BAŞBAKANLIK, YALOVA TİGEM'İN KAPATILMASINI İPTAL EDEN MAHKEME KARARINA KARŞI TEMYİZ BAŞVURUSU YAPTI

GENEL MERKEZ ( )
24.07.2007 (Son Güncelleme: 24.07.2007 18:21:01)

T.C.
BAŞBAKANLIK
Hukuk Müşavirliği

SAYI : B.02.0.HUK.641.02S.2005-160l/1241

KONU:

YÜRÜTMENİN DURDURULMASI TALEPLİDİR

DANIŞTAY BAŞKANLIĞINA SUNULMAK ÜZERE ANKARA NÖBETÇİ İDARE MAHKEMESİ BAŞKANLIĞI KANALIYLA BURSA 2. İDARE MAHKEMESİ BAŞKANLIĞINA

Dosya No : E.2005/1080
K.2006/2562

Temyiz Eden (Davalı): Başbakanlık

Davalı Yanında Müdahiller : I-Yalova Belediye Başkanlığı

2-Kütahya Seramik Porselen A.Ş.

3-Nafi Güral

4- Yalova Esnaf ve Sanatkarlar Odaları Birliği

5- Yalova Minibüsçüler Odası

Karşı Taraf (Davacı) : Tarım İş Sendikası Genel Başkanlığı

Vekili : Av. Ahmet Vefa Güntürkün

Davacı Yanında Müdahiller: I-Tema

2-Ziraat Mühendisleri Odası Başkanlığı

Tebliğ Tarihi : 31.01.2007

Konusu : Bursa 2. İdare Mahkemesinin 26.12.2006 tarih ve E.2005/1080, K.2006/2562 sayılı kararının öncelikle yürütmesinin durdurulması ve temyizen incelenerek bozulması talebimizdir.

Temyiz Nedenlerimiz:

Tarım İş Sendikası Genel Başkanlığı vekili tarafından, Tarım İşletmeleri Genel Müdürlüğüne bağlı Atatürk Tarım İşletmesinin tasfiyesine, tasfiyeden sonra devir esnasında tapu kayıtlarına halen kullanılmakta olan tarım arazilerinin tarım arazisi olarak korunmaları şeklinde bir şerh düşülmesi kaydıyla söz konusu arazinin Hazine adına tescil edilmesine ve Maliye Bakanlığı Milli Emlak Genel Müdürlüğüne devredilmesine ilişkin Yüksek Planlama Kurulunun 14.03.2005 tarih ve 2005/T-3 sayılı kararının yürütmesinin durdurulması ve iptali talebiyle ‘Başbakanlık aleyhine Bursa 2. İdare Mahkemesinin 2005/1080 esasında açılan davada; anılan mahkemenin 26.12.2006 günlü E.2005/1080, K.2006/2562 sayılı kararıyla dava konusu işlemin iptaline karar verilmiş olup, mezkur karar usul ve hukuka aykırı bulunduğundan, aşağıda açıklayacağımız sebeplerle öncelikle yürütmesinin durdurulması ve temyizen incelenerek bozulması gerekmektedir.

USUL YÖNÜNDEN

I-GÖREV YÖNÜNDEN

2575 sayılı Danıştay Kanununun 24. maddesinin 1/c bendinde, Danıştay‘ın, ilk derece mahkemesi olarak, Bakanlıkların düzenleyici işlemleri ile kamu kuruluşları veya kamu kurumu niteliğindeki meslek kuruluşlarınca çıkarılan ve ülke çapında uygulanacak düzenleyici işlemlere karşı açılacak iptal ve tam yargı davaları ile tahkim yolu öngörülmeyen kamu hizmetleri ile ilgili imtiyaz şartlaşma ve sözleşmelerinden doğan idari davaları karara bağlayacağı hükmü bulunmaktadır.
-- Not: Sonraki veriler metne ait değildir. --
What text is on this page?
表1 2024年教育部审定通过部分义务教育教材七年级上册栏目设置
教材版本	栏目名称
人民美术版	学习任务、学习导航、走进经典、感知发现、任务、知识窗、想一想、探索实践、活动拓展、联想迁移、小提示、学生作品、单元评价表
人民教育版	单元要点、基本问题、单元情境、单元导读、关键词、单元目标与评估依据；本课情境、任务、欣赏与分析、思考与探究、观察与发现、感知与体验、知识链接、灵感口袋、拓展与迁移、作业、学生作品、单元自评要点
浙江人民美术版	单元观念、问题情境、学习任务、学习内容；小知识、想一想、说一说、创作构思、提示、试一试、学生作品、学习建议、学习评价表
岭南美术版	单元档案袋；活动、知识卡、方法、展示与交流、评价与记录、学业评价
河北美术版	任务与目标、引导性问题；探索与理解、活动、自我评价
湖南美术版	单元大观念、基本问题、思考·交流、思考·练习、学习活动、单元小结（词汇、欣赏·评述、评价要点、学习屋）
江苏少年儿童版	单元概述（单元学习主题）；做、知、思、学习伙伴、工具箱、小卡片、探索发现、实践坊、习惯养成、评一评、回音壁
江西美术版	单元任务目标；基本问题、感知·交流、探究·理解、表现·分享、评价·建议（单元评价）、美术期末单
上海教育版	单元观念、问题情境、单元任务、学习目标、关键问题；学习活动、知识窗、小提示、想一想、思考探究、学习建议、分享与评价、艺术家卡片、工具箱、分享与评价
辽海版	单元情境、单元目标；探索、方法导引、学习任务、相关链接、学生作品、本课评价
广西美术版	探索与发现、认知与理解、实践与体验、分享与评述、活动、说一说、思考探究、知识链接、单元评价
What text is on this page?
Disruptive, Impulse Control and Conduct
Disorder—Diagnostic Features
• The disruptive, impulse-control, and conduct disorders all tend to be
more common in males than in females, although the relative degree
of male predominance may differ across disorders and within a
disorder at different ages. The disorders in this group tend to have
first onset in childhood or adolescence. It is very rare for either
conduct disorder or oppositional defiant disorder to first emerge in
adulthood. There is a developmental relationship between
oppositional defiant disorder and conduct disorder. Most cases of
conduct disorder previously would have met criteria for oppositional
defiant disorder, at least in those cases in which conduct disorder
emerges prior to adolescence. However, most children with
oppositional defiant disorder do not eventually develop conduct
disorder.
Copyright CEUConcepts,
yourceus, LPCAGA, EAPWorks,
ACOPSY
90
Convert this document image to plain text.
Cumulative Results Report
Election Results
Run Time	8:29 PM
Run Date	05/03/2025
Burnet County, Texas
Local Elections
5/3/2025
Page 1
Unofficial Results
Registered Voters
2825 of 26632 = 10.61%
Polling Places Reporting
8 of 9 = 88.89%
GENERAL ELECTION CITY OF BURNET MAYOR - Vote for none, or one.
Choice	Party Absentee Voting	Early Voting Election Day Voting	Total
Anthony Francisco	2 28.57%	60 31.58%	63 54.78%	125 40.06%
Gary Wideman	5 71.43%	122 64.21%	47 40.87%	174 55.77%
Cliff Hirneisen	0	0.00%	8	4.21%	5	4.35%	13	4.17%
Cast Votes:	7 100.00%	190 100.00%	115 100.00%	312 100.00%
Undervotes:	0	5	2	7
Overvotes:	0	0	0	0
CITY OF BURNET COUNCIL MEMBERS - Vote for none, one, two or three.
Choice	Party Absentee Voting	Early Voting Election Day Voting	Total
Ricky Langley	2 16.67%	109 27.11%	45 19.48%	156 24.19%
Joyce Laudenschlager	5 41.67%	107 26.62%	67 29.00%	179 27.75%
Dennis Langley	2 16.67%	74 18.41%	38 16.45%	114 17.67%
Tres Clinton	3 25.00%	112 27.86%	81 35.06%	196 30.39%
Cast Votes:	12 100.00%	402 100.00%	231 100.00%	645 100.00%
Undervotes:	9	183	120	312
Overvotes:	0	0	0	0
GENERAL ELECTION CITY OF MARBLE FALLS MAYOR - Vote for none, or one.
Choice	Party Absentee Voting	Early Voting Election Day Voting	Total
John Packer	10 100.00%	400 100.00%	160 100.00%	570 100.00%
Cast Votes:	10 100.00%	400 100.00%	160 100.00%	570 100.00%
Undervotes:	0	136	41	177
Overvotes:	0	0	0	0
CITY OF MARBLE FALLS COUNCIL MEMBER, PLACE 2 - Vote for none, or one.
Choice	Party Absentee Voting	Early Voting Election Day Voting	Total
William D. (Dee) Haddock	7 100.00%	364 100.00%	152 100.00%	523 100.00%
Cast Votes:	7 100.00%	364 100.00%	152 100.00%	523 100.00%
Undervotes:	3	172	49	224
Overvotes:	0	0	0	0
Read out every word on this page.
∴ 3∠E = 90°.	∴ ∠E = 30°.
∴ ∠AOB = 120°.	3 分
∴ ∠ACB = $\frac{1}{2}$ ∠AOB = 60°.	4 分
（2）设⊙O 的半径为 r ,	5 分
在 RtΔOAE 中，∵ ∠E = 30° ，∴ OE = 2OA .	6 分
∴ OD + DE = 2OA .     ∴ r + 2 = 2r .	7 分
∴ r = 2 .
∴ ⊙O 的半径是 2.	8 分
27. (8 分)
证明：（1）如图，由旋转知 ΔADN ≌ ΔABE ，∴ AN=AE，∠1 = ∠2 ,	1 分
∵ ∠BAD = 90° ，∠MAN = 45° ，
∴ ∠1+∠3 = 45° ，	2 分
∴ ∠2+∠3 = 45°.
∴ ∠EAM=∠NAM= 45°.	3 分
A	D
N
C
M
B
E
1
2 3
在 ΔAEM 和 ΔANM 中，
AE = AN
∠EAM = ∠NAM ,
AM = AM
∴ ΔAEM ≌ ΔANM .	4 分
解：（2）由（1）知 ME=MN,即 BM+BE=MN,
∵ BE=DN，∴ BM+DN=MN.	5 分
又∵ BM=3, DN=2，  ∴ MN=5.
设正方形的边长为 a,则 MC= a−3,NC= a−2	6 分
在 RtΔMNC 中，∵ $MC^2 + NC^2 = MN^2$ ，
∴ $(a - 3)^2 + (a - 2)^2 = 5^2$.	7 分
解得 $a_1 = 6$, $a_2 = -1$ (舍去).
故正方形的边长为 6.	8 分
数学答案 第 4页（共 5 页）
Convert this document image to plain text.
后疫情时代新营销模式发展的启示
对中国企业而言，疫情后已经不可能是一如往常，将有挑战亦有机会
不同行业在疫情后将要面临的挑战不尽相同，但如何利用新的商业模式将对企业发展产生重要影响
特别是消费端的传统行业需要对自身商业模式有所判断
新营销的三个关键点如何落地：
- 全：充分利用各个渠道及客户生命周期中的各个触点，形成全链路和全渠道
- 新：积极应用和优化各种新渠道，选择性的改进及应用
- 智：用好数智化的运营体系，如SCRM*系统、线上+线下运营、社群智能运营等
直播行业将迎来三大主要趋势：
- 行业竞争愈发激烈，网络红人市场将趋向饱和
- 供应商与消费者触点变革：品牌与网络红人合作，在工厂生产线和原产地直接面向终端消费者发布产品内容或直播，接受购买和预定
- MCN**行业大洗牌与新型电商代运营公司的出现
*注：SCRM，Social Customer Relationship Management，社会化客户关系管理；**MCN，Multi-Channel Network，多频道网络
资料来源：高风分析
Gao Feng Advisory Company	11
Diğer yandan, 540 sayılı KHK‘nın, 5. maddesinin (c) bendinde, "Kalkınma planı ve yıllık programlar çerçevesinde kamu iktisadi teşebbüsleri ile ilgili her türlü kararları almak", Yüksek Planlama Kurulunun görevleri arasında sayılmıştır. Yüksek Planlama Kurulu‘nun bu hükme dayanarak aldığı kararlar, makro ekonomik politikaları ilgilendiren boyutları nedeniyle, ülke çapında uygulanacak kararlardan olup, genel düzenleyici işlem niteliğindedir. Bu açıdan, dava konusu uyuşmazlığın çözümü, Danıştay‘ın ilk derece mahkemesi olarak görevleri arasındadır. Dolayısıyla, temyize konu Bursa 2. İdare Mahkemesinin 26.12.2006 tarih ve E.2005/1080, K.2006/2562 kararının görev yönünden bozulması gerekmektedir.

2-EHLİYET YÖNÜNDEN

Danıştay‘ın bir çok kararında ifade edildiği gibi, idare hukukunda, sendikaların dava ehliyetleri, tüzüklerinde yazılı kuruluş amaçları ve faaliyet alanları ile sınırlıdır. Davacı sendikanın tüzüğü dava dilekçesine eklenmediğinden, tarafımızca bu konu incelenememiştir. Bu sebeple, davacı sendika tüzüğünün İdare mahkemesince, davacının anılan konuda dava açma ehliyeti olup olmadığı hususunda incelenmesi gerekirken incelenmediğinden kararın öncelikle bu yönden bozulmasını talep etmekteyiz.

ESAS YÖNÜNDEN

TİGEM‘in Devlet Planlama Teşkilatı‘na gönderdiği 03.12.2004 tarih ve 10448 sayılı yazıda, Atatürk Tarım İşletmesinin zarar etmekte olduğu ve ana statüsüne uygun olarak tohumluk ve damızlık üretimi yapamadığı belirtilmiştir. Buna, 1999 depreminde arazilerin şehir içinde kalmasıyla depremde işletme arazisine prefabrike konutların kurulmasının ve gerekli yatırımların yapılamamasının neden olduğu bildirilmektedir.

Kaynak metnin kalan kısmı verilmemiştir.